To demonstrate anti-leukemic activity of MGTA-117, we studied it in multiple human leukemic xenograft murine models that mimic untreated and refractory AML, including both cell line derived (Kasumi-1, CD117-expressing leukemia cell line, in NSG mice) and patient derived (AML PDX 1: J000106134, treatment naïve AML PDX and AML PDX 2: J000106132, heavily pretreated relapsed refractory AML PDX in NSG-SGM3 mice) xenograft models.
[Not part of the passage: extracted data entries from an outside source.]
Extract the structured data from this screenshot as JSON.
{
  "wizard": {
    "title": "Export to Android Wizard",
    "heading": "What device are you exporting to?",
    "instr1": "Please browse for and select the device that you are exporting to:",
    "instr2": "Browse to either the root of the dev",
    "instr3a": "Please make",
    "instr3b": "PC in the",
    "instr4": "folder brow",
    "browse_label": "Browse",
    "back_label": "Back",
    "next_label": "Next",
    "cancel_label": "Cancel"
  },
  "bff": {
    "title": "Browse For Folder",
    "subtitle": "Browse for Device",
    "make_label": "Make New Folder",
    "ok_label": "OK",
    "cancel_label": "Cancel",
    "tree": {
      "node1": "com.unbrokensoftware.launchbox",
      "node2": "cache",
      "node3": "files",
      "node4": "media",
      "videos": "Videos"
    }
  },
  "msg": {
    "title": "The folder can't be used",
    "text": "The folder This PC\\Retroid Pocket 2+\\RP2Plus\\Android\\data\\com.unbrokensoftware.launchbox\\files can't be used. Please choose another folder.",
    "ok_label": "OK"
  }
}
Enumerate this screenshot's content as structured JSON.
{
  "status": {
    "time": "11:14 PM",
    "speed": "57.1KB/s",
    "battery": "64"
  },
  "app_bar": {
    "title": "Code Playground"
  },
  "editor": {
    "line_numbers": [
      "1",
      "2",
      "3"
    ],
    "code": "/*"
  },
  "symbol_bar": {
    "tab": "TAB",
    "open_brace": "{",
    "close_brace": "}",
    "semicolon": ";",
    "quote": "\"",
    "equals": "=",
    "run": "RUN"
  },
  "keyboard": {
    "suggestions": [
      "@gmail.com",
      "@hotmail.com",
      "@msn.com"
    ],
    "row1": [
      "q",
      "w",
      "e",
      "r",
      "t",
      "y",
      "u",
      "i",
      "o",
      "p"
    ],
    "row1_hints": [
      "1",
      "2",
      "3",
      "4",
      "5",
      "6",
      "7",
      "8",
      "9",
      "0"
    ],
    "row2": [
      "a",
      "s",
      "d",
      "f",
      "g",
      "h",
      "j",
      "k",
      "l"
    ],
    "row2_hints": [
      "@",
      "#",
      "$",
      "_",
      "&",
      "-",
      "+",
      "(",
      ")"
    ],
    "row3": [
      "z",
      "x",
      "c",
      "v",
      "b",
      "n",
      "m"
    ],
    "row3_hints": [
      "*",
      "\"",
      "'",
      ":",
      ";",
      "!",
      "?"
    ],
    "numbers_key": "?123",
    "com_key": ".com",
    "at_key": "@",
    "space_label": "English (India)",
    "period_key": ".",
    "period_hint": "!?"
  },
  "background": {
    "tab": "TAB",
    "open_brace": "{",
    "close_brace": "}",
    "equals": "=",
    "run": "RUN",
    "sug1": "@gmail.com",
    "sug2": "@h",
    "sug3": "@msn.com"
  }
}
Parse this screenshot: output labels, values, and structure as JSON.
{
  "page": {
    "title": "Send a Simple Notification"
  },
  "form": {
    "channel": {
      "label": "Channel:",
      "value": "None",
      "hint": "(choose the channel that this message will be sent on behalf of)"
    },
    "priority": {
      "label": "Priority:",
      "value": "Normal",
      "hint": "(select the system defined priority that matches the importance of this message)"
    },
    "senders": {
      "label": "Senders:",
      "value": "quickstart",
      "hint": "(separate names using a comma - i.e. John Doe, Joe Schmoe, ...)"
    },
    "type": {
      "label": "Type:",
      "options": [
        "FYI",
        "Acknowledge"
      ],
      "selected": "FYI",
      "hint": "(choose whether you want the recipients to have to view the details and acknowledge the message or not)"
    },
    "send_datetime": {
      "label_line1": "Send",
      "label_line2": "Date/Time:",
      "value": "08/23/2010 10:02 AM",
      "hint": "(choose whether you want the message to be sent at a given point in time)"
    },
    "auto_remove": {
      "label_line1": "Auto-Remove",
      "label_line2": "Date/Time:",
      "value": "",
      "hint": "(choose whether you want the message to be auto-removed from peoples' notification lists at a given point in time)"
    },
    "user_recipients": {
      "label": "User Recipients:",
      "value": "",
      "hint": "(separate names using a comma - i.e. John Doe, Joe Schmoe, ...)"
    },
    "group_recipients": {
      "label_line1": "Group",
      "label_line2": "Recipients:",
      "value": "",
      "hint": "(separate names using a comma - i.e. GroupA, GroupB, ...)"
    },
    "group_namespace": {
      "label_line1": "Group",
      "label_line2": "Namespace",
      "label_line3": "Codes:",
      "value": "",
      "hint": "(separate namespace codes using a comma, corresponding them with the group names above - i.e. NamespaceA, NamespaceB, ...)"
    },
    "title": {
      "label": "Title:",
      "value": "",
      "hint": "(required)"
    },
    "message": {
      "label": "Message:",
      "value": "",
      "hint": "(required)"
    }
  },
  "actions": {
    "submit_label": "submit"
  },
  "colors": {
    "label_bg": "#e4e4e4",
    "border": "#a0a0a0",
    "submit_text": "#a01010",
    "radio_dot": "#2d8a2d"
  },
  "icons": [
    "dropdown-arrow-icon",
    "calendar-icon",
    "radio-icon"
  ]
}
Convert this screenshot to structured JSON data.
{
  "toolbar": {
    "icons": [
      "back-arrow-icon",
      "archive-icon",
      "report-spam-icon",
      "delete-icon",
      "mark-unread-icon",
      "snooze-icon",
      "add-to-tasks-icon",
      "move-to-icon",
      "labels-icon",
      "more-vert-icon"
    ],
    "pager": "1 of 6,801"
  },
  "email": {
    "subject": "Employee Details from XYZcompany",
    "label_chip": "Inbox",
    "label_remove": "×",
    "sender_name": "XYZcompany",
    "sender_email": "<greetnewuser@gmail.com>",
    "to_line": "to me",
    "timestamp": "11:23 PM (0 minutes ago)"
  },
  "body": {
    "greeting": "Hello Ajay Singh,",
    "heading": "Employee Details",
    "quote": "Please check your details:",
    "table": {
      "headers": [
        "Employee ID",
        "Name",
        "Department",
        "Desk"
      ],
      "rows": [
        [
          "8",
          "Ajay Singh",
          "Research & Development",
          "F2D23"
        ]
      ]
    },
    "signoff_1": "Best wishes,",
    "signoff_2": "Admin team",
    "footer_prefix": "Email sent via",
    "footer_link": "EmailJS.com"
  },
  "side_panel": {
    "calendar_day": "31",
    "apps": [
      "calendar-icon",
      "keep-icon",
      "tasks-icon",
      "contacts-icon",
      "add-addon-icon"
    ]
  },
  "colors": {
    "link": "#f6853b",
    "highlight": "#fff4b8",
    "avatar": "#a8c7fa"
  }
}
MGTA-117 was well-tolerated in all three AML xenograft models both as a single dose (1-10 mg/kg) and as a multi-dose (3 mg/kg QODx2) regimen. In the Kasumi-1 model (Figure 1C), MGTA-117, both as a single dose (3 & 10 mg/kg) and as a multi-dose (3 mg/kg QODx2), resulted in a 2.4-2.7-fold increase in median survival compared to vehicle (PBS), isotype-ADC, or standard of care (SOC) cytarabine (ARA-C, 30 mg/kg QDx5). Furthermore, a single dose of MGTA-117 significantly decreased peripheral tumor burden leading to delayed tumor growth resulting in a 2-3.3 fold and 1.3-1.8 fold increase in median survival in the treatment naïve AML PDX 1 and highly pretreated AML PDX 2 models (respectively) compared to vehicle, isotype-ADC and SOC. ARA-C treatment demonstrated a modest improvement in survival in both the AML PDX 1 (1.3 fold), AML PDX 2 (1.3 fold) models compared to control.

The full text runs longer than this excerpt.